Remarquable livret. Le livret de Caïn est remarquable : d’une pièce en six actes, à cinquante acteurs, il tire un livret concis en cinq actes, à quinze personnages. Sans doute eût-il raison de se plaindre de coupures abusives : avec trois forts héros essentiels, l’Aiglon, Metternich et Flambeau, le reste n’est qu’une foule de personnages sans personnalité, et l’on regrette au moins que, aussi bifide que l’aigle d’Autriche, Marie-Louise subisse la mouise de cette désincarnation : princesse autrichienne, Impératrice française, femme de L’Aigle et mère de l’Aiglon, elle méritait mieux que cette inexistence, d’autant que Metternich la soupçonne d’avoir remis le bicorne de l’Empereur à son fils.

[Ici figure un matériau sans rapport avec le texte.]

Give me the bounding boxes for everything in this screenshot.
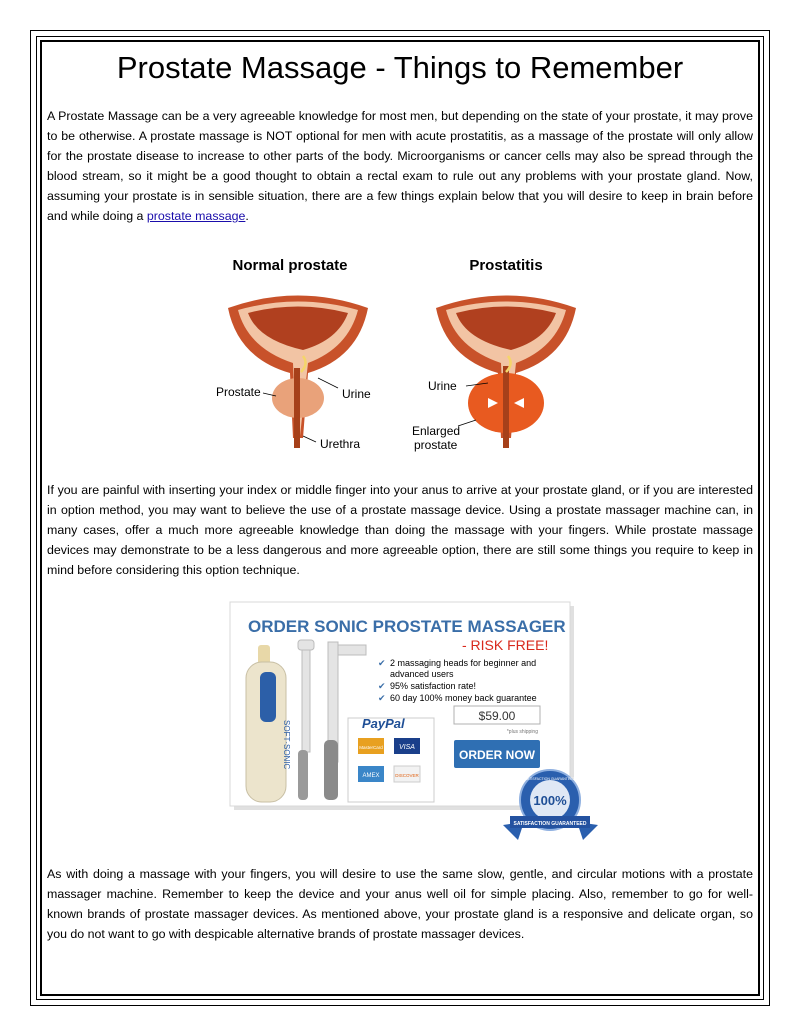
closing-paragraph: As with doing a massage with your fingers, you will desire to use the same slow, gentle, and circular motions with a prostate massager machine. Remember to keep the device and your anus well oil for simple placing. Also, remember to go for well-known brands of prostate massager devices. As mentioned above, your prostate gland is a responsive and delicate organ, so you do not want to go with despicable alternative brands of prostate massager devices. <box>47 867 753 941</box>
urethra-label: Urethra <box>320 437 361 451</box>
seal-top-text: SATISFACTION GUARANTEED <box>524 777 576 781</box>
card-mastercard: MasterCard <box>359 745 383 750</box>
order-now-label: ORDER NOW <box>459 748 535 762</box>
feature-bullet: 2 massaging heads for beginner and <box>390 658 537 668</box>
prostate-diagram <box>208 248 578 463</box>
prostatitis-illustration <box>412 296 576 453</box>
shipping-note: *plus shipping <box>506 729 538 735</box>
ad-risk-free: - RISK FREE! <box>462 637 549 653</box>
normal-prostate-illustration <box>216 296 371 452</box>
massage-head-gray <box>324 740 338 800</box>
card-visa: VISA <box>399 744 415 751</box>
seal-percent: 100% <box>533 793 567 808</box>
inflamed-urethra <box>503 366 509 448</box>
urine-label-right: Urine <box>428 379 457 393</box>
intro-text: A Prostate Massage can be a very agreeable knowledge for most men, but depending on the state of your prostate, it may prove to be otherwise. A prostate massage is NOT optional for men with acute prostatitis, as a massage of the prostate will only allow for the prostate disease to increase to other parts of the body. Microorganisms or cancer cells may also be spread through the blood stream, so it might be a good thought to obtain a rectal exam to rule out any problems with your prostate gland. Now, assuming your prostate is in sensible situation, there are a few things explain below that you will desire to keep in brain before and while doing a <box>47 109 753 223</box>
device-paragraph: If you are painful with inserting your index or middle finger into your anus to arrive at your prostate gland, or if you are interested in option method, you may want to believe the use of a prostate massage device. Using a prostate massager machine can, in many cases, offer a much more agreeable knowledge than doing the massage with your fingers. While prostate massage devices may demonstrate to be a less dangerous and more agreeable option, there are still some things you require to keep in mind before considering this option technique. <box>47 483 753 577</box>
paypal-logo: PayPal <box>362 716 405 731</box>
feature-bullet: 60 day 100% money back guarantee <box>390 693 537 703</box>
page-title: Prostate Massage - Things to Remember <box>116 50 684 85</box>
ad-headline: ORDER SONIC PROSTATE MASSAGER <box>248 617 566 636</box>
card-amex: AMEX <box>362 773 380 779</box>
seal-ribbon-text: SATISFACTION GUARANTEED <box>513 821 587 827</box>
enlarged-label-line1: Enlarged <box>412 424 461 438</box>
sonic-massager-ad[interactable] <box>228 600 608 845</box>
feature-bullet: advanced users <box>390 669 454 679</box>
prostate-label: Prostate <box>216 385 261 399</box>
svg-text:✔: ✔ <box>378 681 386 691</box>
normal-prostate-title: Normal prostate <box>232 257 348 274</box>
device-brand: SOFT·SONIC <box>282 720 291 770</box>
prostate-massage-link[interactable]: prostate massage <box>146 209 246 223</box>
normal-urethra <box>294 368 300 448</box>
price: $59.00 <box>478 709 516 723</box>
card-discover: DISCOVER <box>395 773 419 778</box>
prostatitis-title: Prostatitis <box>469 257 543 274</box>
svg-text:✔: ✔ <box>378 693 386 703</box>
svg-text:✔: ✔ <box>378 658 386 668</box>
intro-paragraph: A Prostate Massage can be a very agreeable knowledge for most men, but depending on the state of your prostate, it may prove to be otherwise. A prostate massage is NOT optional for men with acute prostatitis, as a massage of the prostate will only allow for the prostate disease to increase to other parts of the body. Microorganisms or cancer cells may also be spread through the blood stream, so it might be a good thought to obtain a rectal exam to rule out any problems with your prostate gland. Now, assuming your prostate is in sensible situation, there are a few things explain below that you will desire to keep in brain before and while doing a prostate massage. <box>47 109 753 223</box>
feature-bullet: 95% satisfaction rate! <box>390 681 477 691</box>
urine-label-left: Urine <box>342 387 371 401</box>
device-blue-panel <box>260 672 276 722</box>
enlarged-label-line2: prostate <box>414 438 458 452</box>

Les multiples autres rôles servent habilement de miroir réflexif au solitaire héros.
Le texte est d’une grande beauté et, porté par la musique et la vivacité souvent de cette conversation musicale, il claque en répliques frappées comme des médailles napoléoniennes. Au jeune Duc de Reichstadt s’excusant ironiquement d’avoir foulé du pied une cocarde blanche, autrichienne, l’Attaché militaire français répond :

Dois-je apprendre au fils de l’Empereur
Que la cocarde en France a repris ses couleurs ?

métaphorisant de la sorte en deux vers la nouvelle situation politique de la France après la Révolution de 1830 qui abandonnait le blanc de la Restauration pour reprendre le drapeau tricolore de la Révolution, offrant un envol possible à l’Aiglon. La description symbolique des trois couleurs par le Duc est du registre poétique sublime :

Moi, si je dois régner, c’est avec ce drapeau,
Plein de sang dans le bas et le ciel dans le haut.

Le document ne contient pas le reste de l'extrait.